After visiting several Chinese run bars between Soi 13 and Soi Bpaisanee. Nok found her very own old gentleman, Keith. Every time she had a situation with the old chap she called Bpla and soon became a care expert. During one phone call when Nok had said that her Keith was crying, Bpla suggested that Nok take him back to the hotel and put him to bed. Then, playing a little joke Bpla said “strip yourself completely naked and get in bed with him, but don’t wash”. When in bed hold him tightly and rub your breasts up and down his back. Nok was unsure of the advice but followed it to the letter, carefully keeping Keith’s back toward her to help her cope with her embarrassment.

Well, Keith did stop crying and fell asleep. And so this bedtime ritual became just another part of Nok’s care routine. Keith told me this story himself, later I asked Nok about it, she was very embarrassed though confirmed what Keith had told me. Keith is perhaps the happiest infirm farang that I have ever met in Pattaya.

Between the outcomes of Blpa and Nok, there are numerous different kinds pf ‘arrangement’ between farang and Thai women. Some of the so called ‘clinically sick’ fat old farang are just dirty old men whilst many have a completely different MO.

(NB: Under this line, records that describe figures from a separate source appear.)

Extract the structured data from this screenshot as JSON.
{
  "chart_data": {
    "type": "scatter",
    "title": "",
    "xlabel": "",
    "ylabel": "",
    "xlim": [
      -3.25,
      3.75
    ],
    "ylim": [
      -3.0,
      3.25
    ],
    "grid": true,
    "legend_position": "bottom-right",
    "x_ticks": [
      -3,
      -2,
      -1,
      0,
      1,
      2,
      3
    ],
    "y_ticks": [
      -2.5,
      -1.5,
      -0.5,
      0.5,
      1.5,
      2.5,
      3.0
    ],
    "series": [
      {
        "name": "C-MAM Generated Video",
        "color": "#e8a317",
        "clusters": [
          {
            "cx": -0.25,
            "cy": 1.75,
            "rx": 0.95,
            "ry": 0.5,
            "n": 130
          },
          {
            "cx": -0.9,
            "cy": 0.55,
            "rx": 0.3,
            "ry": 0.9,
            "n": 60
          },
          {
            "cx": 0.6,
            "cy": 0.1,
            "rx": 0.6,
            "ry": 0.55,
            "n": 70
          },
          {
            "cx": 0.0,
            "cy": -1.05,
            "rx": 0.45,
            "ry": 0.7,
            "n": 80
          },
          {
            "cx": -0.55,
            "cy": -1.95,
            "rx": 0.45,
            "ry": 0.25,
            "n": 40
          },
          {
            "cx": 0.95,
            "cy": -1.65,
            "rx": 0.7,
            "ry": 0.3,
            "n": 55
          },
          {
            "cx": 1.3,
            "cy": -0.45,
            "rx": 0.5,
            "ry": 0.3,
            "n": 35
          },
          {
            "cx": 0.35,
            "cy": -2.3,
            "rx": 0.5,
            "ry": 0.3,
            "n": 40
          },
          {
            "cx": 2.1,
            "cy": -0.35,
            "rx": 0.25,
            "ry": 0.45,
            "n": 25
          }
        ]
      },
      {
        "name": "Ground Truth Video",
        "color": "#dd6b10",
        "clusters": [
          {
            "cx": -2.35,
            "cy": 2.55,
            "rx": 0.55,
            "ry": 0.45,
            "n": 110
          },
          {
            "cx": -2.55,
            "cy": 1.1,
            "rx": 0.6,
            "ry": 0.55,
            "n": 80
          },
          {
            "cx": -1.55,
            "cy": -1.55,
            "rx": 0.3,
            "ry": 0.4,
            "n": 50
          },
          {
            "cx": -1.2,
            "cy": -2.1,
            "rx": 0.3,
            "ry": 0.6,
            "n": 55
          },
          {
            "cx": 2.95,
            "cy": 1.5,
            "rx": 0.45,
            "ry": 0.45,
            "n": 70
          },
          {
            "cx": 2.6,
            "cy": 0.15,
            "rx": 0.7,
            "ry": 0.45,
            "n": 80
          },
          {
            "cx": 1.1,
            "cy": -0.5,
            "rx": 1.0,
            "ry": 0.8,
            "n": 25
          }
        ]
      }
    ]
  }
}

Please consider this. There are many old men in Pattaya that have been here for many years. One in particular, let’s call him Alan, is in his sixties, has been here for more than twenty years and has two daughters in their twenties. He can often be seen chaperoned around our town by one or both of these beautiful Eurasian daughters. I wonder if Korski were to see him with his daughter he would be classified as a clinically sick old man.

The writer too is in his sixties and has a teenage Thai daughter. In the school holidays we can be seen together, holding hands, buying groceries in the Friendship Store or browsing in Wat Chai market. Sometimes you may see us on Beach Road or on the beach together. Indeed I get the looks too, look’s of envy, of disgust and on rare occasions berated by

farang bible bashing ladies. It just goes with the territory I guess. But I say to you out there, that are so ready to judge, all is never quite what it seems in Pattaya.

So there you have it, you can come to Pattaya to exploit the fair sex, to be genuinely taken care of or just to enjoy the multitude of attractions that we have that have nothing to do with sex tourism. It pleases me no end these days that farang families also come to Pattaya and have a great holiday.


Stickman's thoughts:

No comments as so many different things were covered in this submission.